From owning a restaurant to a retail boutique, it is not uncommon for today’s entrepreneurs and small business owners to make an income through a variety of ventures.
If you’re running multiple business projects, you’ve probably been stumped on what’s the best way to structure all these ventures. Should you form one corporation to cover them all? Should you form an LLC for each one?
There are three ways to legally structure multiple businesses. Each option has a different set of advantages and disadvantages – and the “right” approach depends on your unique needs. Here’s what to consider:
Option 1: Create a separate corporation or LLC for each venture
You can form an LLC or corporation for each business venture. For example, you can form an LLC for a bookkeeping business and then form another LLC for selling homemade soaps.
While this seems straightforward enough, be aware that this approach will result in considerable paperwork. You’ll need to file separate forms (i.e. Annual Reports, meeting minutes) to the state for each structure. And if you’ve formed Corporations, you’ll need to file separate tax forms for each Corp. If you’re looking to minimize your administrative requirements, consider another option.
There’s one exception to this rule and that’s for real estate investors. If you’re investing in rental properties or other real estate, you may want to consider forming an LLC for each property in order to protect each investment on its own. Then, if Property A is sued, only the assets belonging to LLC A are affected. Your own personal assets are shielded, as well as the assets belonging to Property B, Property C, etc. This is the best way to contain liability in potentially risky ventures.
Option 2: Create one Corporation/LLC and have multiple DBAs under the main Corp/LLC
Your second option is to create one main company as an LLC or Corporation. Then, once that LLC or Corp has been established, it files multiple fictitious business names (also called DBA, doing business as, registrations) for each of the ventures within the same state/county.

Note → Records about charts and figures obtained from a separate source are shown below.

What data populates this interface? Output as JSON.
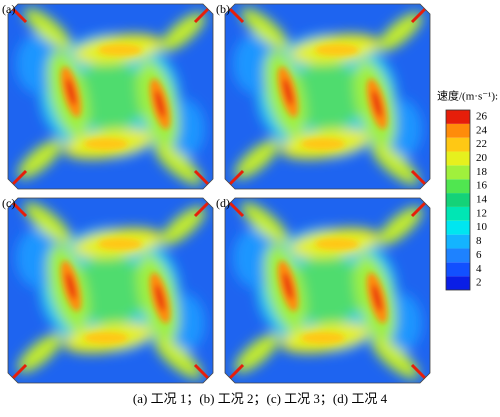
{
  "panels": [
    {
      "label": "(a)"
    },
    {
      "label": "(b)"
    },
    {
      "label": "(c)"
    },
    {
      "label": "(d)"
    }
  ],
  "colorbar": {
    "title": "速度/(m·s⁻¹):",
    "ticks": [
      2,
      4,
      6,
      8,
      10,
      12,
      14,
      16,
      18,
      20,
      22,
      24,
      26
    ],
    "colors": [
      "#0a1ee6",
      "#1250ff",
      "#1e82ff",
      "#14b4ff",
      "#00e6f0",
      "#00e6b4",
      "#14d278",
      "#50e650",
      "#a0f03c",
      "#e6f01e",
      "#ffc814",
      "#ff8c0a",
      "#e61e0a"
    ]
  },
  "caption": "(a) 工况 1；(b) 工况 2；(c) 工况 3；(d) 工况 4"
}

With this approach, each business can have the right name and branding for their specific market, while still enjoying the legal protection of the main holding company. When it’s time to file your taxes, you can take the income earned from each DBA and report them in a single tax filing under the main LLC or corporation. Of course, situations vary and you should always consult with an attorney or tax advisor for individual advice regarding your particular situation.
Option 3. Create one Corporation/LLC with other corporations or LLCs under the main holding company
In the third approach, a holding company will own individual Corporations/LLCs for your multiple businesses. This scenario often comes into play for companies that are looking to be acquired, as well as for those cases where an established company is looking to start a new business (and the established or holding company will fund the new business). The particular tax and legal implications can become complex for this scenario, so consult with a tax advisor and/or attorney for the best way to structure your holding company and its subsidiaries.
Final thought: If you’re working hard to build your businesses, make sure you’re also doing everything you can to protect them.